The success of any machine learning technique is hugely dependent on its training data. In the case of reinforcement learning (RL), we can either depend upon the limited data gathered by an agent or simulate a training environment that can be used to collect as much data as needed. The latter method is increasingly popular, but it has a significant issue, i.e., the Reinforcement Learning agent can learn what is built into the simulator. Still, it is terrible at generalizing tasks that are even moderately different than the ones simulated.
An approach to solve this problem is to automatically create more diverse training environments by randomizing all the simulator parameters. This process is called domain randomization (DR), but domain randomization does not effectively prepare an agent to transfer to previously unseen environments. A minimax adversary can be used to address this issue, to minimize the first RL agent’s performance by finding and exploiting weaknesses in its policy. But again, it provides no opportunity for the agent to learn.
In collaboration with UC Berkeley, Google AI has proposed a new multi-agent approach for training the adversary in a publication titled “Emergent Complexity and Zero-shot Transfer via Unsupervised Environment Design,” presented at NeurIPS 2020. They propose an algorithm, Protagonist Antagonist Induced Regret Environment Design (PAIRED). The algorithm is based on minimax regret and prevents the adversary from creating impossible environments while allowing it to correct weaknesses in the agent’s policy at the same time. It was found that the agents trained with PAIRED learn more complex behavior and generalize better to unknown test tasks.
To constrain the adversary flexibly, PAIRED introduces a third RL agent called the antagonist agent, as it is associated with the adversarial agent, i.e., designing the environment. The initial agent, the one navigating the environment, is the protagonist. Once an environment is generated by the adversary, both the protagonist and antagonist play through that environment.
The adversary’s task is to maximize the antagonist’s reward and minimize the protagonist’s reward at the same time. Thus, it must create environments that are feasible to antagonists but challenging to the protagonist. The gap between the two rewards is regret. The adversary tries to maximize the regret. Meanwhile, the protagonist attempts to minimize it. Unsupervised environment design (UED) establishes a connection between environmental design and decision theory. PAIRED optimizes minimax regret, and minimax theory follows Maximin Principle. This formalism enables one to use decision theory tools to learn about each method’s benefits and drawbacks.
The exciting thing about minimax regret is that it rewards the adversary for generating a curriculum of initially easy, then increasingly tricky environments. In most environments, the reward function will give higher points for completing the task in fewer timesteps. By maximizing regret, the adversary searches for accessible environments that the protagonist fails to do. Once the protagonist has learned to solve each environment, the adversary must find a more complex environment that the protagonist cannot solve. Therefore, the adversary generates a curriculum of increasingly challenging tasks. The adversary creates a curriculum of increasingly more prolonged but possible mazes. This enables PAIRED agents to learn more complex behavior. The results provide promising evidence that PAIRED can be used to improve generalization for deep RL.
When applied to slightly more complex situations, such as teaching RL agents to navigate web pages, “Adversarial Environment Generation for Learning for Navigating the Web” examines the algorithm’s performance.

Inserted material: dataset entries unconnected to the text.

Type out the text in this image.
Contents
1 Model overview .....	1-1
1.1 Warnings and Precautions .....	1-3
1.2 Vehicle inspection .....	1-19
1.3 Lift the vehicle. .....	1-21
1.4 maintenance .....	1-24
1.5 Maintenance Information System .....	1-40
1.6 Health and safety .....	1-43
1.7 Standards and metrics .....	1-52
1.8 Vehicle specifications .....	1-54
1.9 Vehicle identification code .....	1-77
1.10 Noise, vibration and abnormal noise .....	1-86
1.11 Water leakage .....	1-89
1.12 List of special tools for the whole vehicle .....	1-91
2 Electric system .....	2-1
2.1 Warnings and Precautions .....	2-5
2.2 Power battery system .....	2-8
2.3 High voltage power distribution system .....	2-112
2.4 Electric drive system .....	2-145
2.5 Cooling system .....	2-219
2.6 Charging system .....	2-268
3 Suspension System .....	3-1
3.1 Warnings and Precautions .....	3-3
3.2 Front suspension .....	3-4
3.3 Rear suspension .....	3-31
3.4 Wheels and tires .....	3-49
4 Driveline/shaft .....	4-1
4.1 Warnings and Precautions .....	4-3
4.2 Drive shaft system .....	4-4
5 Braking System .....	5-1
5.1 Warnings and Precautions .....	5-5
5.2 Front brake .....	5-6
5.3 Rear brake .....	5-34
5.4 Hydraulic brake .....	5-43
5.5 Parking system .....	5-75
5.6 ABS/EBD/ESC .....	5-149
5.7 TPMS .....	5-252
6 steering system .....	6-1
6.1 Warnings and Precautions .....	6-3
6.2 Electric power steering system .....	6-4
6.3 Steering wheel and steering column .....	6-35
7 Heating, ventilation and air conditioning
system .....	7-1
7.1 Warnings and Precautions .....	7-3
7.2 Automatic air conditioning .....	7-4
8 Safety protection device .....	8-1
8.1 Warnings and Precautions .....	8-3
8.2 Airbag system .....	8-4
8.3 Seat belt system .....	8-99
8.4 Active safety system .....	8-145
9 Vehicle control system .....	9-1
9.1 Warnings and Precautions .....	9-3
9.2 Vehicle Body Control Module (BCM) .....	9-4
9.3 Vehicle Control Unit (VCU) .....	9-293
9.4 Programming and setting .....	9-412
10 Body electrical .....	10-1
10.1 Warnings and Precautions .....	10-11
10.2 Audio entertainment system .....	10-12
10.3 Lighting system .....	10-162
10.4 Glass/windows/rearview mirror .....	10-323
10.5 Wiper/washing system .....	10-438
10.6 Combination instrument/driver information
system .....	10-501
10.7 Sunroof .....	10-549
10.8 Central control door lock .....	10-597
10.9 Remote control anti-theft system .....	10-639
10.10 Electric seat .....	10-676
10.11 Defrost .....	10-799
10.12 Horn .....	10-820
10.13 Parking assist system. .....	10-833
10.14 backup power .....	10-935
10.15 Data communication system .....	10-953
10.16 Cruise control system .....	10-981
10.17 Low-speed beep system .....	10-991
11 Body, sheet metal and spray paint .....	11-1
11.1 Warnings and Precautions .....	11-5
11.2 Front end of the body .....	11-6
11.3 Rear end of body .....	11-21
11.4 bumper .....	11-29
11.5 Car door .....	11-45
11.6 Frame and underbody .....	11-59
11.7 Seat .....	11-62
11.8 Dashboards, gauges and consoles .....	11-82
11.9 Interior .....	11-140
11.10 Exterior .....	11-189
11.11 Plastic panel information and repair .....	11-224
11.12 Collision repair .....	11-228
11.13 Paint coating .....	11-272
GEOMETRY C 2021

The researchers propose an improved version of PAIRED and display how it can train an adversary to generate a curriculum of increasingly tricky websites. The team achieved a 75% success rate, with a 4x improvement over the most robust curriculum learning baseline.
Although Deep RL is very good at fitting a simulated training environment, addressing the real-world complexities requires automation. Unsupervised Environment Design (UED) is a framework that describes different methods for automatically creating a distribution of training environments. PAIRED is a practical approach for UED because regret maximization leads to a curriculum of increasingly challenging tasks.